I do think that was maybe the current version of myself because she seemed a bit more joyful and sober. That’s more where I’m at now than when I was.

Your grandmother introduced you to spirituality and witchcraft from an early age. Was there a moment when she told you that you were especially porous to the universe’s energies?

I don’t know if she ever told me outright, it was just a connection that we had. She had learned things like aromatherapy and Reiki, and she was basically practicing on me as she was learning. I think that naturally opened me up and made me curious about other realms other than the physical.

“I’m at this different point in my life, even vocally, where I feel like I’m becoming more comfortable with where my voice is at now and I’m enjoying singing more. I wanted to focus on that.”

Do you have a community of people in which you practice spirituality with and what do those practices look like?

I do. I live in the mountains where it’s a bit isolated, so I don’t have people locally, unfortunately, so a lot of it is online with people I’ve met in person or have been on tour with. Pam Grossman is a friend and fellow witch of mine who does online monthly coven meetings and I’ll attend those on Patreon. Then when I’m on tour, I make a point to gather fellow witches when I can and hang out with them somewhere special.

Back to the EP, what made you pick out these songs specifically?
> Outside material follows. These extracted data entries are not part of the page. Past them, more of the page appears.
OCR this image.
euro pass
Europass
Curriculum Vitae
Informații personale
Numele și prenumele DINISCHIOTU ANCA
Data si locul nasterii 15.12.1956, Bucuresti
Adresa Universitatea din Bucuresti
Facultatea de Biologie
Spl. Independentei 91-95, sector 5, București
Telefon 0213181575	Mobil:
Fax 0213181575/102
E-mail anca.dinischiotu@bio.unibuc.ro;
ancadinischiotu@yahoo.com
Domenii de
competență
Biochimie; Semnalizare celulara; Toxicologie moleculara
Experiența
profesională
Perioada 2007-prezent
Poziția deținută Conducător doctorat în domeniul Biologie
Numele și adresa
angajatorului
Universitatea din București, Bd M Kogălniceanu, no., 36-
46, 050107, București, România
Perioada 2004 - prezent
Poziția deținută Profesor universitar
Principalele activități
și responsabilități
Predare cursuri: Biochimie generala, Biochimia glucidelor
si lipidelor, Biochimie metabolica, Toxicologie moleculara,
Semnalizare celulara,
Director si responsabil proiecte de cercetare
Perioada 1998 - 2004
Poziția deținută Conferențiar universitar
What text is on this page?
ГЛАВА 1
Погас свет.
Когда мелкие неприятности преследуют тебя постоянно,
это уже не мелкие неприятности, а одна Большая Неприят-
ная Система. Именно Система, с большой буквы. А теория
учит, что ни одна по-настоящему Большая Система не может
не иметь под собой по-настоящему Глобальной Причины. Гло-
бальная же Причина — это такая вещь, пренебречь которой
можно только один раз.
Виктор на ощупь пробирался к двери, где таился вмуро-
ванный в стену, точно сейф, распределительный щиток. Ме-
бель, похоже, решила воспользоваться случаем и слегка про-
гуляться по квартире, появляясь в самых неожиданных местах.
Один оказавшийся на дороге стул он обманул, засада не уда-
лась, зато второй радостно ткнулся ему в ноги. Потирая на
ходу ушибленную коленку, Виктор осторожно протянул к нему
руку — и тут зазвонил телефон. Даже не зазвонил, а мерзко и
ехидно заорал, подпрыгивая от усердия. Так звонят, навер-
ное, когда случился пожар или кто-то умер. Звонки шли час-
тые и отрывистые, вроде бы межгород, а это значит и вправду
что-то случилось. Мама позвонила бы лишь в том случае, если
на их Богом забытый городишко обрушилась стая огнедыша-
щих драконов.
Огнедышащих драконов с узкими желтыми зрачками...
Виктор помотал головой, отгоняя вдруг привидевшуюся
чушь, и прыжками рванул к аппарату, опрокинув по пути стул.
I had the opportunity to do a small showcase, where I was doing these stripped-down versions of the songs. That’s kind of where this idea originated from. It was in this barn in Los Angeles, and so I didn’t have the opportunity to bring my full band. I did these with my bandmate Ben on piano and me on guitar. These are the songs that translated most naturally into that form.

You end with a cover of Spiritbox’s “Cellar Door.” What about that song spoke to you?

I really loved that EP of theirs. The lyrics in the chorus [“Who could’ve known I would fall so hard starting over”] really speak to the difficulty of transformation. I started a TikTok last year, mostly posting little snippets of my songs in an acoustic version, and then I just started singing “Cellar Door.” The lyrics really resonated with me and I felt they fit into the world of the EP. It was also a great chance to meet Courtney [LaPlante, Spiritbox’s lead vocalist] and become friends and, you know, appreciate each other’s music.

One of the lyrics on the EP that I’ve really gotten stuck on is from “Whispers in the Echo Chamber:” “Become my own fantasy, twist the old self into poetry.” I’m curious to know what your relationship with your old self is like now, and what it means for a past self to be your own fantasy or point of poetry?

That part, as well as a few others on the album, are meant to be affirmations to help me as I’m singing them. It’s a marker to remember your own power, to be confident. I felt like that lyric encapsulated this idea of the past and present twisting together and becoming this new version of yourself.

How would the people who know you and love you say that you’ve changed?

Sadly, I’ve probably become a bit less social because I’ve needed to really spend a lot of time alone to do the work that I want to do, to prioritize the healing that I want to do.

And some of that has been done in community, because I think that’s also really important, to maintain your friendships, whether you feel like you’re in the exact same place you were or not. I think I’m a lot calmer as a person. A bit more present.

This interview has been edited for length and clarity.